9. Sağlık hizmetleri sunumu kamunun sorumluluğundadır. Tümüyle kamusal olarak verilmelidir. Özel sağlık kurumlarına aktarılan her türlü pay kaldırılmalıdır. Kamu sağlık kurumları ve sağlık eğitimleri için bütçeden ayrılan pay yükseltilmelidir.
10. Covid-19 pandemisinde ve en son 6 Şubat Maraş merkezli depremlerde gördüğümüz gibi sağlık sistemleri çökme aşamasına gelmiştir. Mevcut kapitalist sistemin doğaya olan tahakkümü nedeniyle yeni pandemilerin olacağı da öngörülmektedir. Kent rantı nedeniyle sağlıksız kentleşme doğal bir olay olan depremlerin felakete dönüşmesine yol açmaktadır. Bu nedenle toplum sağlığı için Sağlık Bakanlığı’nın kentleşmeden tarım politikalarına, çevre politikalarına ve üretim ilişkilerine kadar müdahil olacak bir yapıya büründürülmesi gerekmektedir. Ayrıca yaşanması muhtemel yeni salgınlara ve İstanbul başta olmak üzere beklenen depremlere karşı da bütçe kalemi oluşturulmalıdır.
11. Sağlıklı bir toplum için tedavi edici hizmetler yeterli değildir. Koruyucu sağlık hizmetlerinin yeniden ele alınması ve güçlendirilmesi gerekmektedir.
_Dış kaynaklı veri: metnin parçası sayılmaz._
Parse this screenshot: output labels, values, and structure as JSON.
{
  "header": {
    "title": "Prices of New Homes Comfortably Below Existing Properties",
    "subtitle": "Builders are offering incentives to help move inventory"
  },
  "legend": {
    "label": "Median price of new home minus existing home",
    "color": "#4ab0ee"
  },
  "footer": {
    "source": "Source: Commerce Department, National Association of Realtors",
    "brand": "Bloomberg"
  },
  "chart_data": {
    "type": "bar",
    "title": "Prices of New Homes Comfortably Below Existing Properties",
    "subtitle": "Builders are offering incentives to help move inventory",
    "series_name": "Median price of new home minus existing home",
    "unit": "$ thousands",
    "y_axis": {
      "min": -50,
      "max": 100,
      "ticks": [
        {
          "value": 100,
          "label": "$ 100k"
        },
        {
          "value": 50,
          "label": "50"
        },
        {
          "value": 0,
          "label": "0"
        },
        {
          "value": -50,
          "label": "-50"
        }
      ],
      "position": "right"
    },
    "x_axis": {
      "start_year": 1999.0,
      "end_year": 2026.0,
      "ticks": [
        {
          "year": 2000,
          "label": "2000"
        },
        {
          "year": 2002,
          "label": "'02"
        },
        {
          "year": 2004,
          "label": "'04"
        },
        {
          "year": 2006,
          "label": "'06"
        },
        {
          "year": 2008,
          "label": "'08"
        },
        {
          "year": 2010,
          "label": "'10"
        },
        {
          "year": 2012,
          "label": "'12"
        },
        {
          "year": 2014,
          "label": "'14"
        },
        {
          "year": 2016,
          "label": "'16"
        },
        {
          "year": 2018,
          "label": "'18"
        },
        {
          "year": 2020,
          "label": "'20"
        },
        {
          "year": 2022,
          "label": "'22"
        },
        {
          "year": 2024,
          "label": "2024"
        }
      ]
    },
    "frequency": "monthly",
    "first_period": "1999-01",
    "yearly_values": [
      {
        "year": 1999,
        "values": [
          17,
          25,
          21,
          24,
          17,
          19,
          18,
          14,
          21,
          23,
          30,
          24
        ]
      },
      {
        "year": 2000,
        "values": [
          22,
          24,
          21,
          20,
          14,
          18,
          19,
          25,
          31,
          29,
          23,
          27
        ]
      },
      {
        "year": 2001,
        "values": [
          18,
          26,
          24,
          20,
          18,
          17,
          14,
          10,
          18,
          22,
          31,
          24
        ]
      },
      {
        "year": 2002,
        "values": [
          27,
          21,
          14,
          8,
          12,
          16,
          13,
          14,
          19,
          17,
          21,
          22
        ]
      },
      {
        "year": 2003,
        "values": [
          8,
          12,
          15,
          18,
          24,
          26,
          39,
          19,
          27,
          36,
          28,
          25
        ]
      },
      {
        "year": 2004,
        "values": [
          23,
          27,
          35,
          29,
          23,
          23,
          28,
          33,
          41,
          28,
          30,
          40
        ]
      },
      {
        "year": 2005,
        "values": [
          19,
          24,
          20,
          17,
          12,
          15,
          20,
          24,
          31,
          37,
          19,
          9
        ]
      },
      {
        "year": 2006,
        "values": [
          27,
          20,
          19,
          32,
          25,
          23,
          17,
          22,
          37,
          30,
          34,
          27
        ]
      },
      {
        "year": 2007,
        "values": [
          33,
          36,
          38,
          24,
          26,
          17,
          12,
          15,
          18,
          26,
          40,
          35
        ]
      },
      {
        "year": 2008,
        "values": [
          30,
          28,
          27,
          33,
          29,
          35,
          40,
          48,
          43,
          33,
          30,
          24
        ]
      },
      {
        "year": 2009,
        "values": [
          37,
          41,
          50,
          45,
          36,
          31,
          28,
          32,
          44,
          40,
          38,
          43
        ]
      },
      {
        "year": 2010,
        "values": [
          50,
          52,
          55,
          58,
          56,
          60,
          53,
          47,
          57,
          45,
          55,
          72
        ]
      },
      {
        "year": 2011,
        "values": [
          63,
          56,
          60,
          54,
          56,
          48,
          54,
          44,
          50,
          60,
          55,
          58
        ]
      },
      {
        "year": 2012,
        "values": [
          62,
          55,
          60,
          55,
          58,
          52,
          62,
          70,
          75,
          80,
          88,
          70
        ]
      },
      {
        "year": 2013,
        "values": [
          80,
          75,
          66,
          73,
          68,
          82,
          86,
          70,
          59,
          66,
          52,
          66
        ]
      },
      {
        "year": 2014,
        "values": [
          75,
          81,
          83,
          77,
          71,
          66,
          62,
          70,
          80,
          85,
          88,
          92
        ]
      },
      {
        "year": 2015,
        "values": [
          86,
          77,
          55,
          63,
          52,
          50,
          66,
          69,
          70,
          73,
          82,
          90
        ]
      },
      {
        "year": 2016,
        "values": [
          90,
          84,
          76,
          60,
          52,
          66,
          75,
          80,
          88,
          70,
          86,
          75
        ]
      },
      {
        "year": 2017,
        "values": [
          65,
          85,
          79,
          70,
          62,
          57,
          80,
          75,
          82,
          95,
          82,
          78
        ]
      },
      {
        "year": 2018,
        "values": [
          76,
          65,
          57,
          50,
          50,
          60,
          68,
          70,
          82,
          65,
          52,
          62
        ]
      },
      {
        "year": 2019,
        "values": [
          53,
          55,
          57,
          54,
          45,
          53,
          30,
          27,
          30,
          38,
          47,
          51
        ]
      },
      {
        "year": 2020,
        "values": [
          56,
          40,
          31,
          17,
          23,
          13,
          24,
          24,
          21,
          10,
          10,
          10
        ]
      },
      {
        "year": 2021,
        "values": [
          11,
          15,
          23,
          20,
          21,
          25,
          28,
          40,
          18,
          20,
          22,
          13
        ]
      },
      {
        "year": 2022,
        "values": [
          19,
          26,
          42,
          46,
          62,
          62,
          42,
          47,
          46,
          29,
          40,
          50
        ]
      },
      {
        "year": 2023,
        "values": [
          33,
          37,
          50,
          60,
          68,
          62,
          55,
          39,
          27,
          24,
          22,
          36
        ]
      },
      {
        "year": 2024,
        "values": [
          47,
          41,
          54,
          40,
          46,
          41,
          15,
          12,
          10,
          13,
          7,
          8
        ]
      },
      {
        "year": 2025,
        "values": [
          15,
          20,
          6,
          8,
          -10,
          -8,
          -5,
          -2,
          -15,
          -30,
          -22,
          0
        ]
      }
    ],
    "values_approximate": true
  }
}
12. Savaş toplum sağlığına zararlıdır. Ülke içinde ve dışında savaşa karşı barış politikalarının geliştirilmesi gibi konularda da sağlık alanın söz sahibi olması gerekmektedir.
13. Sağlık hizmetlerinin üretilmesi planlanması ve sunulmasının tüm aşamalarında sağlık emekçileri ve örgütlerini ve halkı karar alma süreçlerine dahil edecek mekanizmalar oluşturulmalıdır.
14. Hukuksuz bir şekilde ihraç edilen ve hakkında kesinleşmiş yargı kararı bulunmayan sağlık emekçileri derhal görevlerine iade edilmelidir.